Newcastle upon Tyne NHS Foundation Trust v Haywood
In the absence of a contractual provision, when does notice of termination take effect; when it is sent or when it is read? Judgment is expected shortly from the Supreme Court on this important practical point.
Contracts of Employment
Abrahall v Nottingham City Council and another
The Court of Appeal will soon decide whether a group of local authority employees retained a contractual right to annual increments in pay, despite accepting new terms subject to a later collective agreement that did not incorporate the entitlement.
Pimlico Plumbers v Smith and Uber BV v Aslam
Focus on the "gig economy" and the issue of employment status will continue this year with the Supreme Court hearing in Pimlico Plumbers v Smith coming up on 20 February. The Court of Appeal will hear the next instalment of the high profile case of Uber BV v Aslam in November.
Working Time and NMW
Focus Care Agency v Roberts
In March, the Court of Appeal will consider whether workers who "sleep in" are working and should be paid for the whole of their shift or only when they are awake and carrying out duties. This case is being watched especially closely by employers in the health and social care sector.
Sash Window Workshop v King
The ECJ recently held that, where an employee had never had the opportunity to take paid leave, he was entitled to payment on termination for leave accrued throughout his entire period of employment. The Court of Appeal will consider this decision and soon deliver its own Judgment on how this works under UK law.
Capita Customer Management Ltd v Ali
The EAT will soon contribute to the limited case-law on shared parental leave by deciding whether a male employee was subjected to sex discrimination when his employer refused to allow him any period of shared parental leave on full pay (when a woman on maternity leave would have received 14 weeks' full pay).
Donelien v Liberata UK Ltd
Where an employer takes 'reasonable steps' (but not every step possible) to determine whether an employee is disabled, is this enough to avoid having "constructive knowledge" of their disability. The Court of Appeal's decision on this difficult day to day issue is expected shortly.
Sexual Orientation Discrimination
Lee v McArthur and Ashers Baking Company Ltd
This high profile case continues in May, when the Supreme Court will decide whether bakery owners directly discriminated against a gay man by refusing to provide a cake with the slogan "Support Gay Marriage", due to their own religious beliefs. The case will shed light on how discrimination law works when two protected characteristics conflict.
Porras Guisado v Bankia SA
An Advocate General of the ECJ recently gave the thought provoking opinion that a woman is protected from discriminatory dismissal from the moment they become pregnant (even if they have not informed their employer). We wait to see how the ECJ will deal with this legal analysis (and inevitably there will be UK cases to follow to confirm how it applies in practice in the UK).

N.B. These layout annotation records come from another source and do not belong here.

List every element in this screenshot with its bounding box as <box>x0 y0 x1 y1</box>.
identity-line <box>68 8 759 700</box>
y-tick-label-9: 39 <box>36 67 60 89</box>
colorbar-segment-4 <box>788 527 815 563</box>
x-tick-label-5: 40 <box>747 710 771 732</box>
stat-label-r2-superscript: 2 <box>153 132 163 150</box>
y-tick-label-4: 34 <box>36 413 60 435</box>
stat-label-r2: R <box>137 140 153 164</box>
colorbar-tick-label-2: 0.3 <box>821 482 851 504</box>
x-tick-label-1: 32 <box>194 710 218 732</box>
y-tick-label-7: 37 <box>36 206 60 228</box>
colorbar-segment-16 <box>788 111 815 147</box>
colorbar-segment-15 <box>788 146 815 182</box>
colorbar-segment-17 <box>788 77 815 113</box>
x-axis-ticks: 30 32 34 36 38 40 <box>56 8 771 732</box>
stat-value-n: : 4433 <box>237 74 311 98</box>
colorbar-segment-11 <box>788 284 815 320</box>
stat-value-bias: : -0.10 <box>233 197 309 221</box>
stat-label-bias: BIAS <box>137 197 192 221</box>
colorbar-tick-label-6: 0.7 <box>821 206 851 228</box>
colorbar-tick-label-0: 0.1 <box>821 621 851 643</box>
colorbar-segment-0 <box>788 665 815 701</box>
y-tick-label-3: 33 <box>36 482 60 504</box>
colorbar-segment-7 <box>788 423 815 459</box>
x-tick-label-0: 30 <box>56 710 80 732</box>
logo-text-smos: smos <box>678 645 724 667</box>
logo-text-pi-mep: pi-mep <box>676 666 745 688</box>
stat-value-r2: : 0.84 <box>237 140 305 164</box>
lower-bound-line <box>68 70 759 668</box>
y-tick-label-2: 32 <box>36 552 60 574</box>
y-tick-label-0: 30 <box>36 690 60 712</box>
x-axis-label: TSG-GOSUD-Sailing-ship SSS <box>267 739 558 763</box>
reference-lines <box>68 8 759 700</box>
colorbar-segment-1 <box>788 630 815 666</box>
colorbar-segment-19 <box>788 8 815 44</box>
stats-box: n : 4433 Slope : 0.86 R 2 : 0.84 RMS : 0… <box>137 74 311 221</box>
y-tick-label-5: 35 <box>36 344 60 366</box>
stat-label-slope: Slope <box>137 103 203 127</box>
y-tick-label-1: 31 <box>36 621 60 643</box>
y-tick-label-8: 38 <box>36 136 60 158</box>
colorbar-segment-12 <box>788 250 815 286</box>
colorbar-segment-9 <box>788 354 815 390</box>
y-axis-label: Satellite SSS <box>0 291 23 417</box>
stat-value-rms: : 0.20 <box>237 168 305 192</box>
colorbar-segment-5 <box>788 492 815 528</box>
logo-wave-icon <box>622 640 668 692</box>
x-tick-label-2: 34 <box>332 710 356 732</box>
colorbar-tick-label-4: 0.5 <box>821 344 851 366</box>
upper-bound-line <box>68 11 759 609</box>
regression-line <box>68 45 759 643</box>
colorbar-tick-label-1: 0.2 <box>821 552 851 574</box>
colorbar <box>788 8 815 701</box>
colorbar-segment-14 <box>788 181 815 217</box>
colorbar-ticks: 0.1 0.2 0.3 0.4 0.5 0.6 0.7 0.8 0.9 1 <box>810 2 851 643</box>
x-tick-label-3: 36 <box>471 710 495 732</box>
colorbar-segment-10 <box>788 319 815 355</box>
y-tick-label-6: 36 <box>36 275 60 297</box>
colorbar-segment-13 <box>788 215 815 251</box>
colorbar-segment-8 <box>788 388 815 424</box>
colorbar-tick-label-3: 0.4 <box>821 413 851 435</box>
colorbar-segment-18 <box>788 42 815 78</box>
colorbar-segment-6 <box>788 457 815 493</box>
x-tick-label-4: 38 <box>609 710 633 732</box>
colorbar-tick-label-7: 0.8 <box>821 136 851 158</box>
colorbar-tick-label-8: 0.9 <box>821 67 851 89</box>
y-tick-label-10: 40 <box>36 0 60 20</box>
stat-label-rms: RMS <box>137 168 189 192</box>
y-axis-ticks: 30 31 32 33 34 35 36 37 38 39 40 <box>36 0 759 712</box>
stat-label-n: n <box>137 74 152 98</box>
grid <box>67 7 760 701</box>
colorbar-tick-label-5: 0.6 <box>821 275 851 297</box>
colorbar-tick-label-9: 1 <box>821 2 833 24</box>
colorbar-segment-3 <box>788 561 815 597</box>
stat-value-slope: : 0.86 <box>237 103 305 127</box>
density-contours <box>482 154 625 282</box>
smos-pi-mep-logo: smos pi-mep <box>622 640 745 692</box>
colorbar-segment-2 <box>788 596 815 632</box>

Asda Stores Ltd v Brierley and others
This long running and complex equal pay claim comes before the Court of Appeal in October. The EAT recently decided that a predominantly female group of supermarket retail employees could compare themselves to a predominantly male group of delivery depot staff for the purposes of an equal pay claim of work of equal value, even though their pay was determined in different ways and by entirely different parts of the Group of companies.